通信研究会

機関誌 逓信「耀」 特集 地方創生のいま、地域を元気に!

2021年5月号 石井大一郎 宇都宮大学地域デザイン科学部
               コミュニティデザイン学科准教授

‟まちづくり“で中・高校生の果たす役割大きい
郵便局は信頼をベースに” まちの居場所化”も


 栃木に来てから思うことは、まちづくりにおける中学生と高校生の役割についてです。これは、地方創生の中でもっと力を入れてよいのではないかと思っています。大学生はもちろんそうなのですが、中学生、高校生に焦点を当てると、自らが生まれ育った場所で過ごす最後になるかもしれないのがこの期間です。特に地方においては中学校卒業後、あるいは高校卒業後に地元を離れる人が少なくありません。高校がないまちというのは、私が調査したいくつかの地域で同じ結果が出ていますが、将来にわたりU・Iターンをする人の割合も極端に少なくなっているのです。つまり、過疎化したまちで高校が閉校・廃校となると、他の地域の高校に通って寮に入らざるを得ません。自分が自由に動けるようになった15歳から18歳の時期に生まれ育ったまちを出て行ってしまうことは、まちの魅力を体感することを時間的にも空間的にも失うことになるのです。
 したがって、高校を維持させることと、高校生の時代にまちでどう過ごせるのか、どのような経験を得られるのかが、そのまちの将来にとって重要となるわけです。地方創生においては中学生・高校生が活躍できる支援策を中長期スパンで捉えて、もっと検討していく必要があるでしょう。
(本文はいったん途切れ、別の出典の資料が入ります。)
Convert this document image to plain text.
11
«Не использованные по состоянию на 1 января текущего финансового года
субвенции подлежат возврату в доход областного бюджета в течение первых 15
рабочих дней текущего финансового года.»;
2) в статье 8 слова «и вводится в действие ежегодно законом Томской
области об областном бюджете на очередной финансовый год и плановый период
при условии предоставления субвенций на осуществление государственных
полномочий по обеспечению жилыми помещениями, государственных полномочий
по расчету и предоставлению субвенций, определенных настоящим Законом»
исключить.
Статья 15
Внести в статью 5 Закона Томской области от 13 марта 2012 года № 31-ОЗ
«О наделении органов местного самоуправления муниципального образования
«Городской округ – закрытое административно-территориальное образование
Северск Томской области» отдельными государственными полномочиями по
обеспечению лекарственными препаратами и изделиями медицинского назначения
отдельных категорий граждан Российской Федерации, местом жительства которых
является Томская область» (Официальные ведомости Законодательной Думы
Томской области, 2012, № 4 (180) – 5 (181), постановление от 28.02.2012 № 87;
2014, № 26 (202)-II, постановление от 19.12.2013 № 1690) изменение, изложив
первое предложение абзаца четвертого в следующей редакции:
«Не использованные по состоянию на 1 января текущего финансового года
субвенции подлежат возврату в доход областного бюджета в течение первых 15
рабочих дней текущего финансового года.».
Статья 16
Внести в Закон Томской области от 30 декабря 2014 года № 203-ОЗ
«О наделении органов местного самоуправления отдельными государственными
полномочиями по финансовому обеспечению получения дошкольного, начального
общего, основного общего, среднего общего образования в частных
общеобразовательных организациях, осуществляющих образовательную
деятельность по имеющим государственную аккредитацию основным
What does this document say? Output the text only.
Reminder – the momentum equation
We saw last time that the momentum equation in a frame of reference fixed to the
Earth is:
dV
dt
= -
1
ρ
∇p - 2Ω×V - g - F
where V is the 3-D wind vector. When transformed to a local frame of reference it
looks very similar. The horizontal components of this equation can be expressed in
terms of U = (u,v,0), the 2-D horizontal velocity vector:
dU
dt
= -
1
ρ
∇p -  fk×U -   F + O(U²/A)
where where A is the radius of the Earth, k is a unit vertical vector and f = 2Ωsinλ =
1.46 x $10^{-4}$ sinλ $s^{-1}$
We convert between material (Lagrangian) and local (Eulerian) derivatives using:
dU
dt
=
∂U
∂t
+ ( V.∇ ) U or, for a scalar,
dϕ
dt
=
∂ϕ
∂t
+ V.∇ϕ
 郵便局に期待することは、郵便局による‟まちの居場所化“です。郵便局が中間支援的な機能を担っていく、そしてまちの居場所になっていく、高校生も支えていくといった姿です。高校生が自習し会話をする場所になり、まちのお母さんや子どもたちは、郵便は出さなくとも1日のうち1回は立ち寄れるような場所になっていく。地域住民にとって日常の生活の中に郵便局が自然に組み込まれていくイメージです。郵便局の公共性があってこそ実現できます。